Na Chechênia, Moscou também foi “pioneira” no uso de mísseis balísticos em áreas civis.

Em 21 de outubro de 1999, eles atingiram um mercado ao ar livre, uma maternidade e uma mesquita em Grozny, matando 118 e ferindo mais de 400.

Por muitas semanas mais, Grozny foi bombardeada com artilharia, bombas de fragmentação agora proibidas internacionalmente e mísseis de cruzeiro que mataram milhares e arrasaram a cidade.

Então, pequenos grupos de infantaria avançaram, atirando em qualquer um que estivesse à vista, de acordo com sobreviventes e relatos da mídia.

Chechenos conduzem uma idosa em uma carroça para longe dos combates no centro de Grozny em 8 de janeiro de 1995
Dezenas de milhares de pessoas foram mortas durante as guerras da Chechênia [File: Alexander Zemlianichenko/AP]

O coronel Alexander Dvornikov liderou uma divisão de fuzis motorizados lá – e 22 anos depois, entre abril e junho passado, serviu como comandante-chefe das forças russas na Ucrânia.

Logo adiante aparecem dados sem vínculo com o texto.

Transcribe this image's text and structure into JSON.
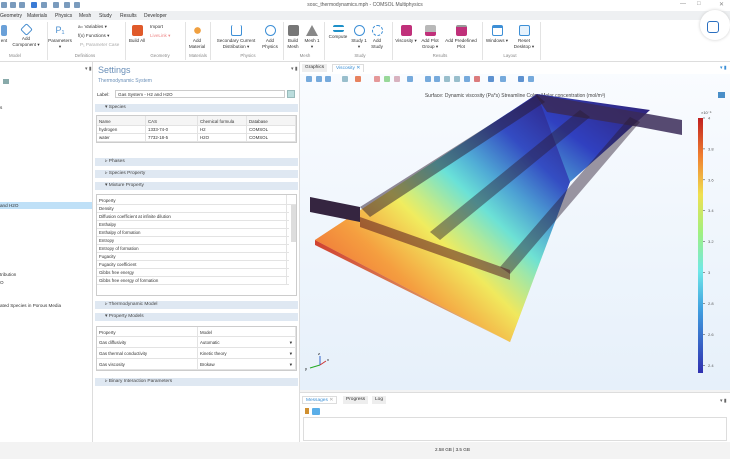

Muitos outros oficiais testados em batalha na Chechênia estão agora entre os altos escalões da Rússia.

Mesmo alguns rebeldes chechenos que se juntaram a Kadyrov agora lutam na Ucrânia – embora com resultados muito mistos.

‘Limpeza’

Grozny caiu em 6 de fevereiro de 2000, aumentando os índices de aprovação de Putin e abrindo caminho para sua eleição como presidente um mês depois.

E quando a Rússia estabeleceu o controle sobre a Chechênia no início dos anos 2000, as forças federais começaram a assassinar civis em massa.

Em 5 de fevereiro de 2000, a tropa de choque de São Petersburgo, cidade natal de Putin, executou 56 civis na cidade de Novye Aldy.

“Eles simplesmente entraram e atiraram em quem quisessem”, disse o advogado.

As forças russas “limparam” sistematicamente as áreas residenciais para deter, torturar ou matar moradores desleais e aterrorizar os sobreviventes.

Essas “limpezas” ainda enchem Maryam de pavor.

“A guerra em si não foi tão horrível quanto as limpezas”, lembrou ela.

Durante anos, grupos de direitos humanos documentaram as “limpezas” e suas consequências – e agora podem compará-las com o que aconteceu na Ucrânia.

“O ataque da Rússia à Ucrânia finalmente coloca esses horrores em contexto e, quando a guerra finalmente terminar, os historiadores certamente verão padrões que se estendem por todas as guerras de Putin, bem como outros desastres de direitos humanos sob sua liderança”, disse Dale, do Comitê Norueguês de Helsinque.